Pernyataan ini dilontarkan Prabowo untuk merespon capres nomor urut 1, Anies Baswedan terkait Kerjasama Selatan-Selatan, untuk mengungkapkan bahwa menjadi pemimpin tak hanya berbicara saja.
“Kenapa negara-negara Selatan sekarang melihat ke Indonesia? Karena kita berhasil membangun ekonomi kita. Jadi tidak hanya omong-omong, kerjanya omong saja. Enggak bisa, tidak, tidak bisa. Ing ngarso sung tulodho,” ungkap Prabowo.
Rupanya kalimat “ing ngarso sung tulodho” adalah penggalan dari ungkapan populer dari seorang Bapak Pendidikan Indonesia, Sang Guru dan Pelita Pendidikan, Ki Hadjar Dewantara yang berasal dari Bahasa Jawa.
Ungkapan ini dipenggal dari kalimat “Ing ngarso sung tulodho, Ing madyo mangun karso, Tut wuri handayani,” yang kini lebih dikenal sebagai semboyan pendidikan Indonesia.
Lalu apa sih arti ing ngarso sung tulodho, Sahabat Sonora? Lalu bagaimana pemimpin yang ing ngarso sung tulodho?
Arti Semboyan Pendidikan Indonesia
1. Ing ngarso sung tulodho
“Ing ngarso” berarti di depan, “Sung” berarti saya, dan “Tulodho” berarti tauladan. Atau jika disatukan menjadi satu kalimat berarti “di depan memberi teladan.”
Baca Juga: Yusril Tegaskan Prabowo-Gibran Tetap Mendapat Legitimasi Hukum Politik yang Kokoh
2. Ing madyo mangun karso
“Ing madyo” berarti di tengah, “Mangun” berarti membangun, membangkitkan, atau menggugah, dan “Karso” berarti niat, kehendak, daya.
Atau jika disatukan menjadi satu kalimat berarti “di tengah membangkitkan niat,” atau dalam kata lain mendorong motivasi.
3. Tut Wuri Handayani
“Tut wuri” berarti dari belakang , dan “Handayani” berarti mendorong. Atau jika disatukan menjadi satu kalimat berarti “dari belakang memberi dorongan.” Kini kalimat ini juga diangkat menjadi slogan Kementerian Pendidikan Indonesia.

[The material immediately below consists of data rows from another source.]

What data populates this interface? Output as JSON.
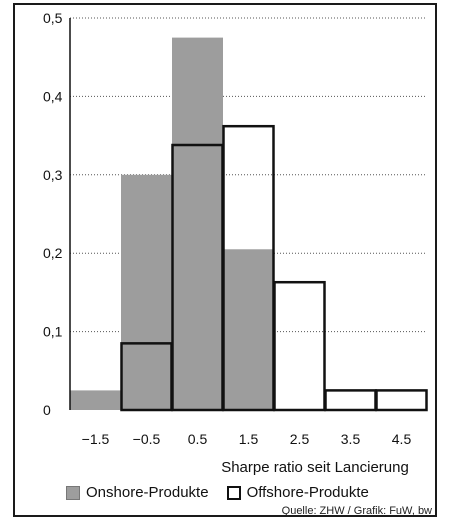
{
  "chart_data": {
    "type": "bar",
    "title": "",
    "xlabel": "Sharpe ratio seit Lancierung",
    "ylabel": "",
    "categories": [
      "−1.5",
      "−0.5",
      "0.5",
      "1.5",
      "2.5",
      "3.5",
      "4.5"
    ],
    "ylim": [
      0,
      0.5
    ],
    "yticks": [
      "0",
      "0,1",
      "0,2",
      "0,3",
      "0,4",
      "0,5"
    ],
    "grid": true,
    "legend": "bottom",
    "series": [
      {
        "name": "Onshore-Produkte",
        "style": "filled",
        "color": "#9d9d9d",
        "values": [
          0.025,
          0.3,
          0.475,
          0.205,
          0,
          0,
          0
        ]
      },
      {
        "name": "Offshore-Produkte",
        "style": "outline",
        "color": "#111111",
        "values": [
          0,
          0.085,
          0.338,
          0.362,
          0.163,
          0.025,
          0.025
        ]
      }
    ]
  },
  "legend": {
    "onshore": "Onshore-Produkte",
    "offshore": "Offshore-Produkte"
  },
  "source": "Quelle: ZHW / Grafik: FuW, bw"
}
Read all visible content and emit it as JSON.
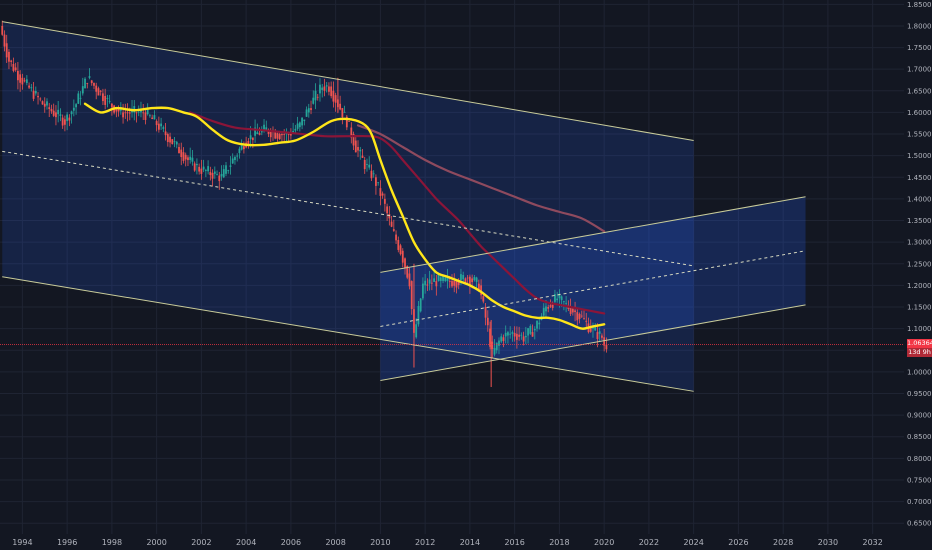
{
  "chart_data": {
    "type": "line",
    "instrument": "",
    "xlim": [
      1993.0,
      2033.4
    ],
    "ylim": [
      0.625,
      1.86
    ],
    "x_ticks": [
      "1994",
      "1996",
      "1998",
      "2000",
      "2002",
      "2004",
      "2006",
      "2008",
      "2010",
      "2012",
      "2014",
      "2016",
      "2018",
      "2020",
      "2022",
      "2024",
      "2026",
      "2028",
      "2030",
      "2032"
    ],
    "y_ticks": [
      "0.65000",
      "0.70000",
      "0.75000",
      "0.80000",
      "0.85000",
      "0.90000",
      "0.95000",
      "1.00000",
      "1.05000",
      "1.10000",
      "1.15000",
      "1.20000",
      "1.25000",
      "1.30000",
      "1.35000",
      "1.40000",
      "1.45000",
      "1.50000",
      "1.55000",
      "1.60000",
      "1.65000",
      "1.70000",
      "1.75000",
      "1.80000",
      "1.85000"
    ],
    "price_series": {
      "x": [
        1993.1,
        1993.5,
        1994,
        1994.5,
        1995,
        1995.5,
        1996,
        1996.5,
        1997,
        1997.5,
        1998,
        1998.5,
        1999,
        1999.5,
        2000,
        2000.5,
        2001,
        2001.5,
        2002,
        2002.5,
        2003,
        2003.5,
        2004,
        2004.5,
        2005,
        2005.5,
        2006,
        2006.5,
        2007,
        2007.5,
        2007.8,
        2008.2,
        2008.6,
        2009,
        2009.4,
        2009.8,
        2010.2,
        2010.6,
        2011,
        2011.4,
        2011.6,
        2012,
        2012.5,
        2013,
        2013.5,
        2014,
        2014.5,
        2014.9,
        2015.1,
        2015.5,
        2016,
        2016.5,
        2017,
        2017.5,
        2018,
        2018.5,
        2019,
        2019.5,
        2020,
        2020.1
      ],
      "y": [
        1.8,
        1.72,
        1.68,
        1.65,
        1.62,
        1.6,
        1.58,
        1.62,
        1.68,
        1.65,
        1.62,
        1.6,
        1.6,
        1.6,
        1.58,
        1.55,
        1.52,
        1.49,
        1.47,
        1.46,
        1.45,
        1.49,
        1.53,
        1.55,
        1.56,
        1.55,
        1.55,
        1.57,
        1.62,
        1.66,
        1.66,
        1.62,
        1.58,
        1.52,
        1.48,
        1.45,
        1.4,
        1.33,
        1.28,
        1.21,
        1.08,
        1.2,
        1.21,
        1.21,
        1.21,
        1.22,
        1.2,
        1.1,
        1.04,
        1.08,
        1.09,
        1.08,
        1.1,
        1.15,
        1.17,
        1.15,
        1.13,
        1.1,
        1.08,
        1.063
      ]
    },
    "ma_fast": {
      "name": "",
      "color": "#ffe619",
      "x": [
        1996.8,
        1997.5,
        1998.2,
        1999,
        1999.8,
        2000.5,
        2001.2,
        2001.8,
        2002.5,
        2003.2,
        2004,
        2004.8,
        2005.5,
        2006.2,
        2007,
        2007.8,
        2008.5,
        2009.2,
        2009.6,
        2010,
        2010.5,
        2011,
        2011.5,
        2012,
        2012.5,
        2013,
        2013.5,
        2014,
        2014.5,
        2015,
        2015.5,
        2016,
        2016.5,
        2017,
        2017.5,
        2018,
        2018.5,
        2019,
        2019.5,
        2020
      ],
      "y": [
        1.62,
        1.6,
        1.61,
        1.605,
        1.61,
        1.61,
        1.6,
        1.59,
        1.56,
        1.535,
        1.525,
        1.525,
        1.53,
        1.535,
        1.555,
        1.58,
        1.585,
        1.575,
        1.55,
        1.49,
        1.42,
        1.36,
        1.3,
        1.26,
        1.23,
        1.22,
        1.21,
        1.2,
        1.185,
        1.165,
        1.15,
        1.14,
        1.13,
        1.125,
        1.125,
        1.12,
        1.11,
        1.1,
        1.105,
        1.11
      ]
    },
    "ma_mid": {
      "name": "",
      "color": "#8b1538",
      "x": [
        2001.5,
        2002.5,
        2003.5,
        2004.5,
        2005.5,
        2006.5,
        2007.5,
        2008.5,
        2009.5,
        2010,
        2010.5,
        2011,
        2011.5,
        2012,
        2012.5,
        2013,
        2013.5,
        2014,
        2014.5,
        2015,
        2015.5,
        2016,
        2016.5,
        2017,
        2017.5,
        2018,
        2018.5,
        2019,
        2019.5,
        2020
      ],
      "y": [
        1.6,
        1.58,
        1.565,
        1.56,
        1.555,
        1.55,
        1.545,
        1.545,
        1.545,
        1.54,
        1.52,
        1.49,
        1.46,
        1.43,
        1.4,
        1.375,
        1.35,
        1.32,
        1.29,
        1.265,
        1.24,
        1.215,
        1.19,
        1.17,
        1.16,
        1.155,
        1.15,
        1.145,
        1.14,
        1.135
      ]
    },
    "ma_slow": {
      "name": "",
      "color": "#8e4a5e",
      "x": [
        2009,
        2010,
        2011,
        2012,
        2013,
        2014,
        2015,
        2016,
        2017,
        2018,
        2019,
        2020
      ],
      "y": [
        1.57,
        1.55,
        1.52,
        1.49,
        1.465,
        1.445,
        1.425,
        1.405,
        1.385,
        1.37,
        1.355,
        1.325
      ]
    },
    "channels": [
      {
        "name": "",
        "upper": [
          [
            1993.1,
            1.81
          ],
          [
            2024.0,
            1.535
          ]
        ],
        "lower": [
          [
            1993.1,
            1.22
          ],
          [
            2024.0,
            0.955
          ]
        ],
        "mid": [
          [
            1993.1,
            1.51
          ],
          [
            2024.0,
            1.245
          ]
        ]
      },
      {
        "name": "",
        "upper": [
          [
            2010.0,
            1.23
          ],
          [
            2029.0,
            1.405
          ]
        ],
        "lower": [
          [
            2010.0,
            0.98
          ],
          [
            2029.0,
            1.155
          ]
        ],
        "mid": [
          [
            2010.0,
            1.105
          ],
          [
            2029.0,
            1.28
          ]
        ]
      }
    ],
    "current_price": {
      "value": "1.06364",
      "countdown": "13d 9h",
      "y": 1.0636,
      "color": "#f23645"
    }
  }
}
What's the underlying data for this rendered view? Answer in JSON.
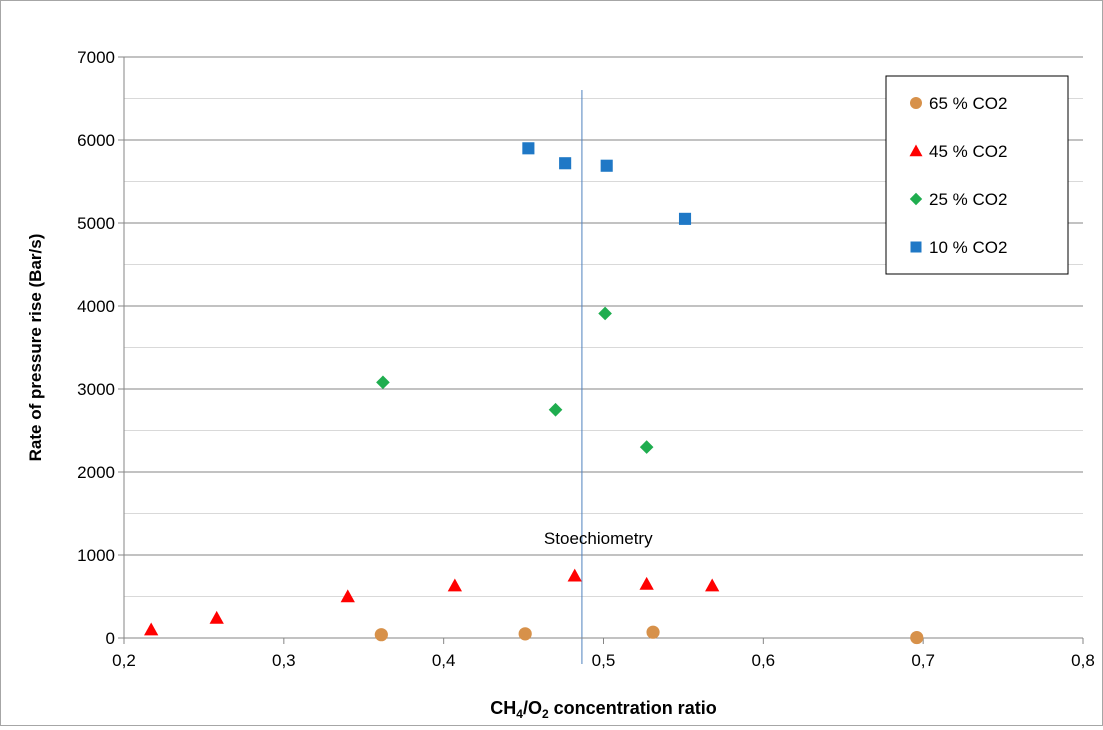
{
  "chart_data": {
    "type": "scatter",
    "xlabel_parts": [
      "CH",
      "4",
      "/O",
      "2",
      " concentration ratio"
    ],
    "ylabel": "Rate of pressure rise  (Bar/s)",
    "xlim": [
      0.2,
      0.8
    ],
    "ylim": [
      0,
      7000
    ],
    "xticks": [
      0.2,
      0.3,
      0.4,
      0.5,
      0.6,
      0.7,
      0.8
    ],
    "xtick_labels": [
      "0,2",
      "0,3",
      "0,4",
      "0,5",
      "0,6",
      "0,7",
      "0,8"
    ],
    "yticks": [
      0,
      1000,
      2000,
      3000,
      4000,
      5000,
      6000,
      7000
    ],
    "ytick_labels": [
      "0",
      "1000",
      "2000",
      "3000",
      "4000",
      "5000",
      "6000",
      "7000"
    ],
    "ygrid_minor_step": 500,
    "grid": true,
    "legend_position": "top-right",
    "annotation": {
      "text": "Stoechiometry",
      "x": 0.4865,
      "y": 1000
    },
    "reference_line_x": 0.4865,
    "series": [
      {
        "name": "65 % CO2",
        "marker": "circle",
        "color": "#d7914a",
        "points": [
          [
            0.361,
            40
          ],
          [
            0.451,
            50
          ],
          [
            0.531,
            70
          ],
          [
            0.696,
            5
          ]
        ]
      },
      {
        "name": "45 % CO2",
        "marker": "triangle",
        "color": "#ff0000",
        "points": [
          [
            0.217,
            100
          ],
          [
            0.258,
            240
          ],
          [
            0.34,
            500
          ],
          [
            0.407,
            630
          ],
          [
            0.482,
            750
          ],
          [
            0.527,
            650
          ],
          [
            0.568,
            630
          ]
        ]
      },
      {
        "name": "25 % CO2",
        "marker": "diamond",
        "color": "#1fad4f",
        "points": [
          [
            0.362,
            3080
          ],
          [
            0.47,
            2750
          ],
          [
            0.501,
            3910
          ],
          [
            0.527,
            2300
          ]
        ]
      },
      {
        "name": "10 % CO2",
        "marker": "square",
        "color": "#1f78c6",
        "points": [
          [
            0.453,
            5900
          ],
          [
            0.476,
            5720
          ],
          [
            0.502,
            5690
          ],
          [
            0.551,
            5050
          ]
        ]
      }
    ]
  }
}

Trilogi Kepemimpinan Ki Hadjar Dewantara
Pada mulanya filosofi ini ditujukan kepada para pendidik agar bisa menginspirasi, memberikan suriteladan dan dapat membangkitkan motivasi siswanya.
Namun, semboyan yang diciptakan Ki Hadjar Dewantara ini bisa diartikan dalam konteks yang luas termasuk dalam hal kepemimpinan.
Trilogi kepemimpinan Ki Hadjar Dewantara ini memuat fungsi-fungsi ideal pemimpin untuk memandu, menuntun, membimbing, mengayomi, memotivasi, membangkitkan semangat orang-orang yang dipimpinnya, juga rasa penuh tanggung jawab.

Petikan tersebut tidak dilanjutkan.